Ok you’ve lost me! If the pad and the backing plate are 5” then don’t see the issue? There shouldn’t be much difference between the face of the pad and the foam backing. Flexipads mf pads are available as black 1 step pads (with longer fibres) or regular white pads, they jump from 75mm (3”) up to 125mm (5”) then up to 150 (6”). The white pads also come in 135mm which is a shade under 5 1/2”. Unless you’ve got the 3” pads they should fit the backing plate perfectly or at least within a couple of mm. The backing foam on the firmest of them is 7mm which would mean you’d have to lift the pad to near enough 90 degrees to catch the backing plate.


----------



## huxley309 (Apr 8, 2006)

Mcpx said:


> Ok you've lost me! If the pad and the backing plate are 5" then don't see the issue? There shouldn't be much difference between the face of the pad and the foam backing. Flexipads mf pads are available as black 1 step pads (with longer fibres) or regular white pads, they jump from 75mm (3") up to 125mm (5") then up to 150 (6"). The white pads also come in 135mm which is a shade under 5 1/2". Unless you've got the 3" pads they should fit the backing plate perfectly or at least within a couple of mm. The backing foam on the firmest of them is 7mm which would mean you'd have to lift the pad to near enough 90 degrees to catch the backing plate.

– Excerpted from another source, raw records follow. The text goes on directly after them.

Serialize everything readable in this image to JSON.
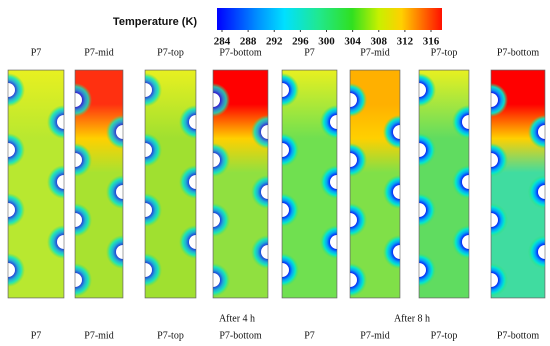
{
  "colorbar": {
    "title": "Temperature (K)",
    "ticks": [
      284,
      288,
      292,
      296,
      300,
      304,
      308,
      312,
      316
    ]
  },
  "top_labels": [
    "P7",
    "P7-mid",
    "P7-top",
    "P7-bottom",
    "P7",
    "P7-mid",
    "P7-top",
    "P7-bottom"
  ],
  "captions": [
    "After 4 h",
    "After 8 h"
  ],
  "bottom_labels": [
    "P7",
    "P7-mid",
    "P7-top",
    "P7-bottom",
    "P7",
    "P7-mid",
    "P7-top",
    "P7-bottom"
  ]
}
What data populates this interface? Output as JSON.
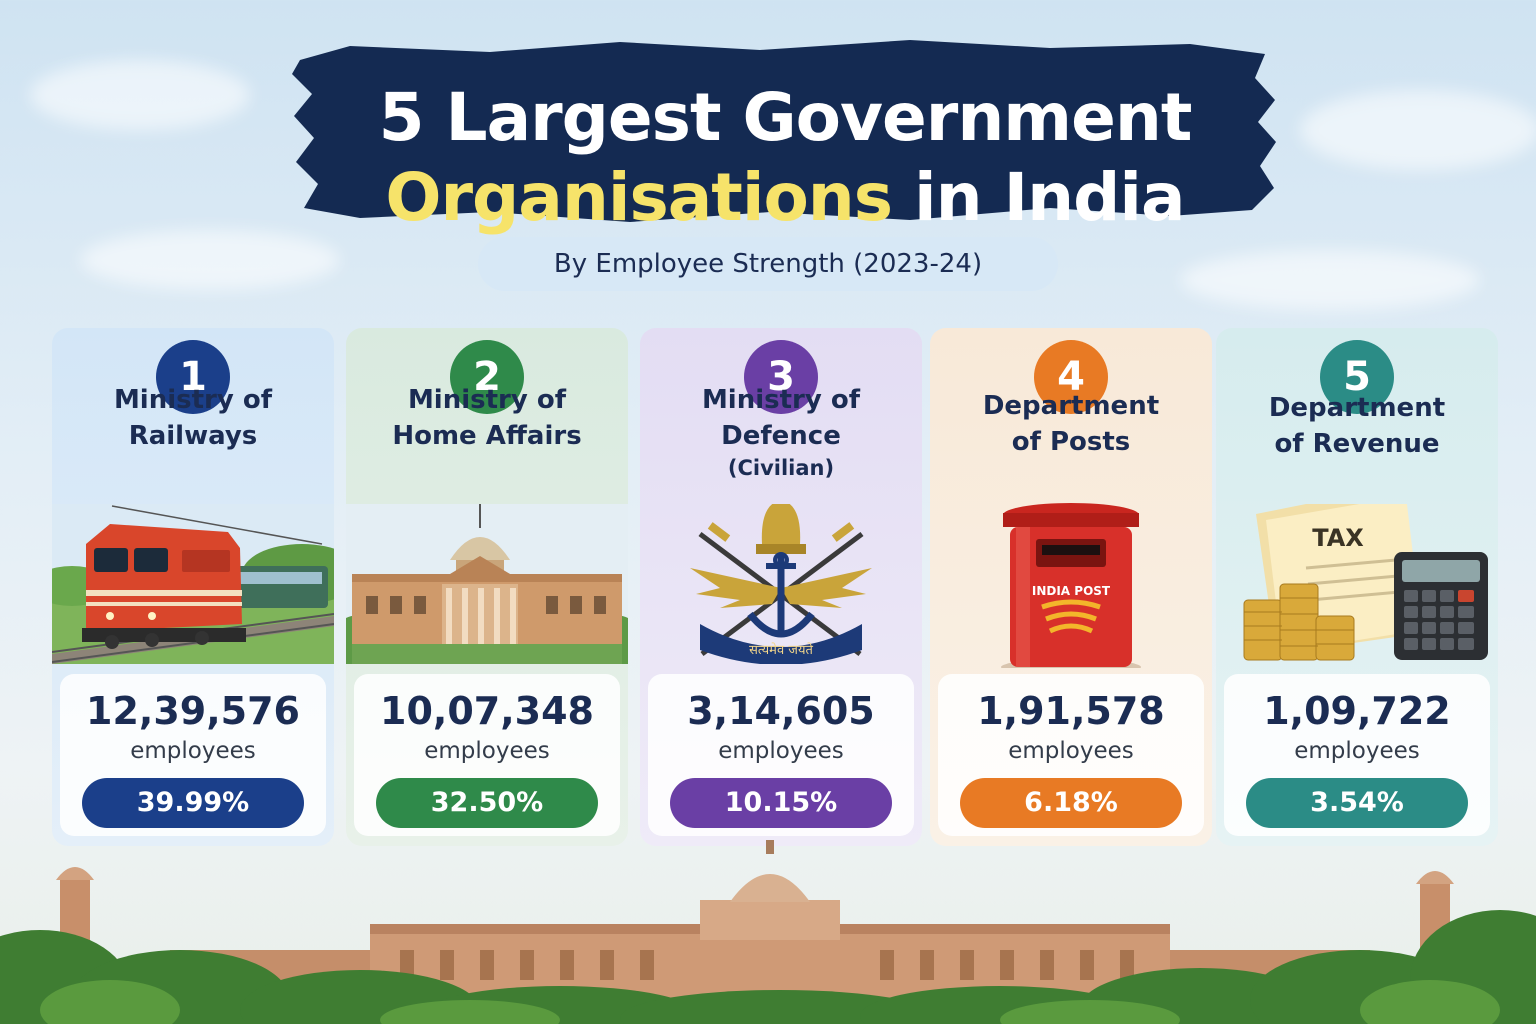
{
  "title": {
    "line1": "5 Largest Government",
    "highlight": "Organisations",
    "line2_rest": " in India"
  },
  "subtitle": "By Employee Strength (2023-24)",
  "colors": {
    "navy": "#1b3f8a",
    "green": "#2f8a4a",
    "purple": "#6a3fa5",
    "orange": "#e87a24",
    "teal": "#2b8c86",
    "title_bg": "#142a52",
    "title_highlight": "#f6e36a"
  },
  "cards": [
    {
      "rank": "1",
      "name_line1": "Ministry of",
      "name_line2": "Railways",
      "name_sub": "",
      "value": "12,39,576",
      "unit": "employees",
      "percent": "39.99%",
      "share": 39.99,
      "color": "#1b3f8a",
      "icon": "train-icon"
    },
    {
      "rank": "2",
      "name_line1": "Ministry of",
      "name_line2": "Home Affairs",
      "name_sub": "",
      "value": "10,07,348",
      "unit": "employees",
      "percent": "32.50%",
      "share": 32.5,
      "color": "#2f8a4a",
      "icon": "government-building-icon"
    },
    {
      "rank": "3",
      "name_line1": "Ministry of",
      "name_line2": "Defence",
      "name_sub": "(Civilian)",
      "value": "3,14,605",
      "unit": "employees",
      "percent": "10.15%",
      "share": 10.15,
      "color": "#6a3fa5",
      "icon": "defence-emblem-icon",
      "motto": "सत्यमेव जयते"
    },
    {
      "rank": "4",
      "name_line1": "Department",
      "name_line2": "of Posts",
      "name_sub": "",
      "value": "1,91,578",
      "unit": "employees",
      "percent": "6.18%",
      "share": 6.18,
      "color": "#e87a24",
      "icon": "post-box-icon",
      "label": "INDIA POST"
    },
    {
      "rank": "5",
      "name_line1": "Department",
      "name_line2": "of Revenue",
      "name_sub": "",
      "value": "1,09,722",
      "unit": "employees",
      "percent": "3.54%",
      "share": 3.54,
      "color": "#2b8c86",
      "icon": "tax-calculator-icon",
      "label": "TAX"
    }
  ]
}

I was half expecting a bit of clearance between the backing plate and pad that's all.
First time buying mf pads, so wondered if it was too close that's all.
It's the black pads, wanted something with a bit more bite than my hex pads.


----------



## chongo (Jun 7, 2014)

huxley309 said:


> I was half expecting a bit of clearance between the backing plate and pad that's all.
> First time buying mf pads, so wondered if it was too close that's all.
> It's the black pads, wanted something with a bit more bite than my hex pads.

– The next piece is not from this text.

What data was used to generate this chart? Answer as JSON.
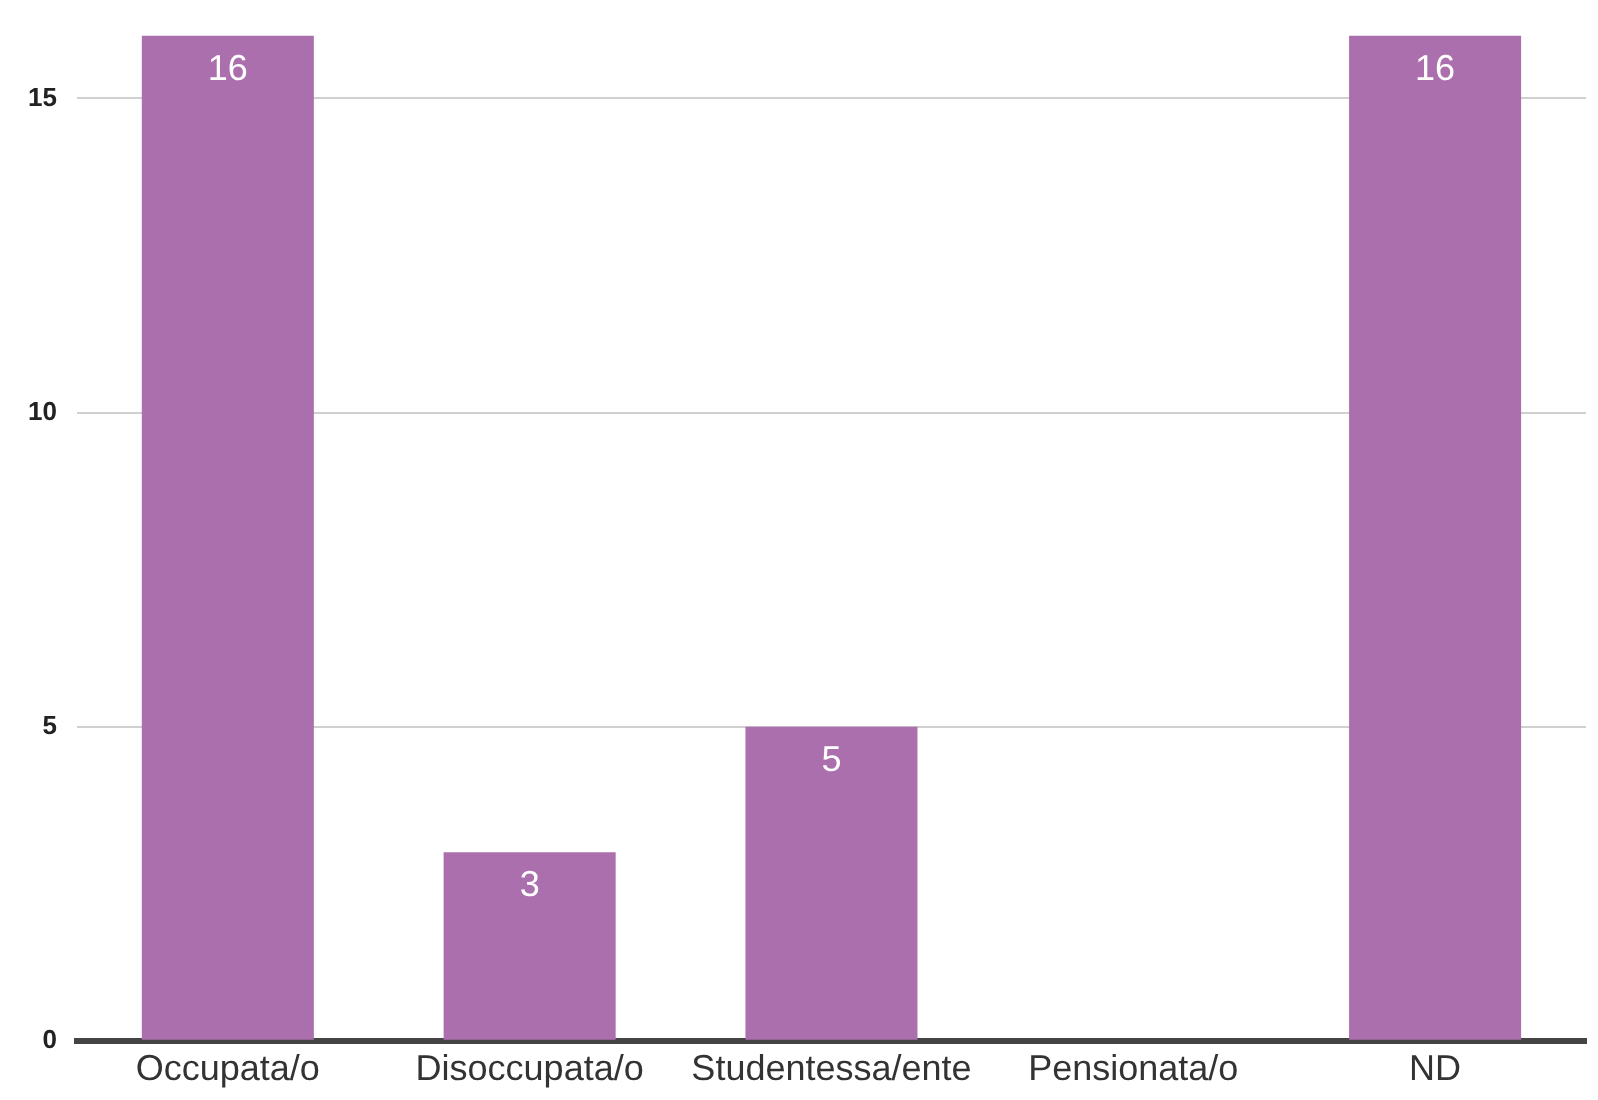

You'll be fine with them:thumb:


----------



## Mcpx (Mar 15, 2016)

huxley309 said:


> I was half expecting a bit of clearance between the backing plate and pad that's all.
> First time buying mf pads, so wondered if it was too close that's all.
> It's the black pads, wanted something with a bit more bite than my hex pads.


Both pads and backing plates are sometimes sold by the mm, sometimes by the inch, and there can be a bit of discrepancy between the two. 5" is 127mm while 125mm is 4.92 inches etc, so they might not match up mm perfect, but should be close enough not to make any difference.

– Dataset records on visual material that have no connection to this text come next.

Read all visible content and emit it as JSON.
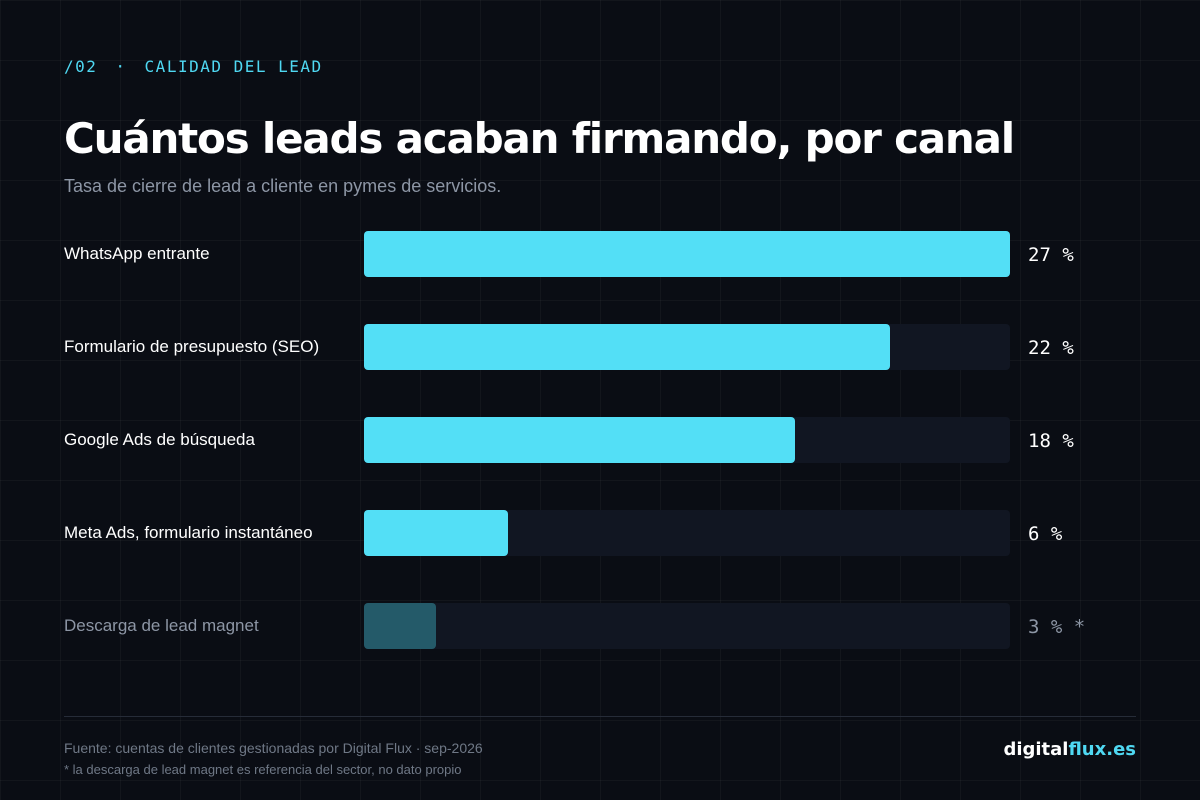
{
  "header": {
    "section_number": "/02",
    "separator": "·",
    "section_title": "CALIDAD DEL LEAD",
    "title": "Cuántos leads acaban firmando, por canal",
    "subtitle": "Tasa de cierre de lead a cliente en pymes de servicios."
  },
  "chart_data": {
    "type": "bar",
    "orientation": "horizontal",
    "categories": [
      "WhatsApp entrante",
      "Formulario de presupuesto (SEO)",
      "Google Ads de búsqueda",
      "Meta Ads, formulario instantáneo",
      "Descarga de lead magnet"
    ],
    "values": [
      27,
      22,
      18,
      6,
      3
    ],
    "value_labels": [
      "27 %",
      "22 %",
      "18 %",
      "6 %",
      "3 % *"
    ],
    "muted": [
      false,
      false,
      false,
      false,
      true
    ],
    "xlim": [
      0,
      27
    ],
    "unit": "%",
    "grid": false,
    "colors": {
      "bar": "#53dff6",
      "bar_muted": "#245a69",
      "track": "#111622"
    }
  },
  "footer": {
    "source": "Fuente: cuentas de clientes gestionadas por Digital Flux · sep-2026",
    "footnote": "* la descarga de lead magnet es referencia del sector, no dato propio",
    "brand_part1": "digital",
    "brand_part2": "flux.es"
  },
  "colors": {
    "background": "#0a0d14",
    "accent": "#4fd8f2",
    "muted_text": "#8d96a5"
  }
}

If the backing of the pad is smaller than the plate size just take a straight edge and put it against the side of the pad and the plate and it will show you the angle you'd have to tip it to in order to make contact, it'll be far greater than you should ever be working at. At the very worst you might just have to use a bit of caution when working up to an edge like a door handle but that is always an issue with a da anyway due to the orbit size. :buffer:


----------



## huxley309 (Apr 8, 2006)

Mcpx said:


> Both pads and backing plates are sometimes sold by the mm, sometimes by the inch, and there can be a bit of discrepancy between the two. 5" is 127mm while 125mm is 4.92 inches etc, so they might not match up mm perfect, but should be close enough not to make any difference.
> 
> If the backing of the pad is smaller than the plate size just take a straight edge and put it against the side of the pad and the plate and it will show you the angle you'd have to tip it to in order to make contact, it'll be far greater than you should ever be working at. At the very worst you might just have to use a bit of caution when working up to an edge like a door handle but that is always an issue with a da anyway due to the orbit size. :buffer:


Thanks, first time having a pad the same size as the plate, wasn't sure if it would be an issue just being safe.

Used foam for years, but things have picked right up so need to do any corrections quicker, that and a Skoda I had took a fair while longer to do.


----------



## chongo (Jun 7, 2014)

huxley309 said:


> Thanks, first time having a pad the same size as the plate, wasn't sure if it would be an issue just being safe.
> 
> Used foam for years, but things have picked right up so need to do any corrections quicker, that and a Skoda I had took a fair while longer to do.


Just a bit of common sense applies when coming to tight and awkward areas :thumb:


----------